Signals communicate imperceivable qualities, like strength, credibility and honesty. Judith Donath, an expert in the Signaling Theory says,

“We rely on signals when direct evaluation of a quality is too difficult…we rely on signals, which are indicators of these hidden qualities, in order to comprehend the world around us.”

In essence, signaling is about showing, not telling. A brand’s content and web presence should send three important signals to demonstrate credibility and win customer trust.


How do you signal this? Empathize. Listen.

Determine whether the content you’re creating truly meets a need, solves a problem and is placed where they will find it naturally.

And remember, people can only process one thing at a time, so let’s say one thing at a time, with an authentic voice. And, as Karen McGrane said, “Design from the content out, not from the container in.”

A statement that still resonates with me is this one that I heard from Jeffrey Zeldman at South By Southwest one year, “We should create things that remind people they’re human, or make things people really like to use. That’s automatic good advertising.”
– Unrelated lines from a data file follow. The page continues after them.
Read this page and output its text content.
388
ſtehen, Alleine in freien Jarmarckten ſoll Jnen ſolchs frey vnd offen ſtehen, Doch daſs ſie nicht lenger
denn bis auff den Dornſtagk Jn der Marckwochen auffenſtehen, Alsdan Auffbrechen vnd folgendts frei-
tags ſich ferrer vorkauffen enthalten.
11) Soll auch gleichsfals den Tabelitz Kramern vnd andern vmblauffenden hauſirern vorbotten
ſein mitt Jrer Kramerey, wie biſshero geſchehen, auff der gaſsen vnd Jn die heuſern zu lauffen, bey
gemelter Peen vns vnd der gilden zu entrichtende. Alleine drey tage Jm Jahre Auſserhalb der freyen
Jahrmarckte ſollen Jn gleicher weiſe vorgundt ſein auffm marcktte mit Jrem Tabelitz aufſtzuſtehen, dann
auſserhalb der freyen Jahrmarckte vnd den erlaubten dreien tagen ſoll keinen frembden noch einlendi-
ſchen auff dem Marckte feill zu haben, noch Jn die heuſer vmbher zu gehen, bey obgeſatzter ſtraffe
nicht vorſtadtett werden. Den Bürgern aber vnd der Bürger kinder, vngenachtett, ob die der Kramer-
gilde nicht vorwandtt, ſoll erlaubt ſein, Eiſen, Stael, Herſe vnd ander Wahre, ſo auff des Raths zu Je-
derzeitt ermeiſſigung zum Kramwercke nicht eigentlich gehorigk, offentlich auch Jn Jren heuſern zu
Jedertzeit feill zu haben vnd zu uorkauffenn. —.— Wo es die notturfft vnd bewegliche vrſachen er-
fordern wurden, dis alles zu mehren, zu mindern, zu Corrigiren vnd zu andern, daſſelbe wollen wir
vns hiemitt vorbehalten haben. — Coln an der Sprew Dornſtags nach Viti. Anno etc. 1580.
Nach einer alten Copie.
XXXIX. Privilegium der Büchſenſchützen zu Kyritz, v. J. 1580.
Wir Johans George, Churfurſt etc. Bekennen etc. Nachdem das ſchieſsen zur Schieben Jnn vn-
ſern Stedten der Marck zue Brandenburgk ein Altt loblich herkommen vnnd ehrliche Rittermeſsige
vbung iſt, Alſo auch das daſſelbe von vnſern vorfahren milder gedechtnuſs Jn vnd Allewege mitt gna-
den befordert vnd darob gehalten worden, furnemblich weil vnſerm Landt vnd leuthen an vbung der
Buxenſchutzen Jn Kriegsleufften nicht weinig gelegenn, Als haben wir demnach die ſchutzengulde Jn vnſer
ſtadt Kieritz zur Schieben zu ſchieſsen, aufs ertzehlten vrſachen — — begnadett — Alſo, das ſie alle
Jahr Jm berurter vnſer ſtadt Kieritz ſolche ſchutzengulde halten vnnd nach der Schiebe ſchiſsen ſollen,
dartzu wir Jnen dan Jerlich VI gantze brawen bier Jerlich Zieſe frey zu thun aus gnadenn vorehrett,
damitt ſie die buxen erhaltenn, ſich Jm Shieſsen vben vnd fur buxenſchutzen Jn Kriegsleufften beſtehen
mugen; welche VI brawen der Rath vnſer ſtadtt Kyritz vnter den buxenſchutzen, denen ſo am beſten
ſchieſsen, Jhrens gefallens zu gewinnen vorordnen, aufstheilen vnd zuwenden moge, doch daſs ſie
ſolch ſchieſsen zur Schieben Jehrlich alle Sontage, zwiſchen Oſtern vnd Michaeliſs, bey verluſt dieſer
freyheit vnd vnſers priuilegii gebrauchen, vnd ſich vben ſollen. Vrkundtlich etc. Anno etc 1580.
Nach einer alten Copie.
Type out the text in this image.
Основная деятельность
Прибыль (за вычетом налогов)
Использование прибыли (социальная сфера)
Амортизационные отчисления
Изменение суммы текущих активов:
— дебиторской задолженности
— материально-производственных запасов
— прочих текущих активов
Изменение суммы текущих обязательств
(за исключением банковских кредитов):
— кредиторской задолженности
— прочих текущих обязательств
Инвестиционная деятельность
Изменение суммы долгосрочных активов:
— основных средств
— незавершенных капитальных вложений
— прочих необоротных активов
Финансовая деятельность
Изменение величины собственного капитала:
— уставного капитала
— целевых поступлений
How do you signal this? Give, give, give.

Create strong signals of credibility by substantiating your claims of greatness with action. Talk less. Give more. We should give customers unbiased expertise and value-laden content before asking for an email address. It’s like dating. Minimize the probability of a face palm by demonstrating your appeal first, then lean in for the kiss.

Plus, real experts aren’t afraid to give some knowledge away for free because there’s a lot more where that came from. Confidence signals credibility.


How do you signal this? Stop talking about yourself.

This may sound like common sense, but it involves something most brands (and people, for that matter) have to practice before they can master: self-awareness. Don’t ask users to navigate through your we-so-sexy promotional copy to find the information they need. And instead of talking about how valuable your services are, show how much you value your customers by giving them relevant information that doesn’t drip with self-promotion.

Shane Snow, founder of Contently, says doing so “will position you as the host of the conversation your audience cares about, not the subject of it.”

The culmination of these signals garners credibility, trust and respect. Brands that create content and signal these qualities differentiate themselves in the eyes of skeptics for this reason: They’re treating customers like people, not a dollar sign.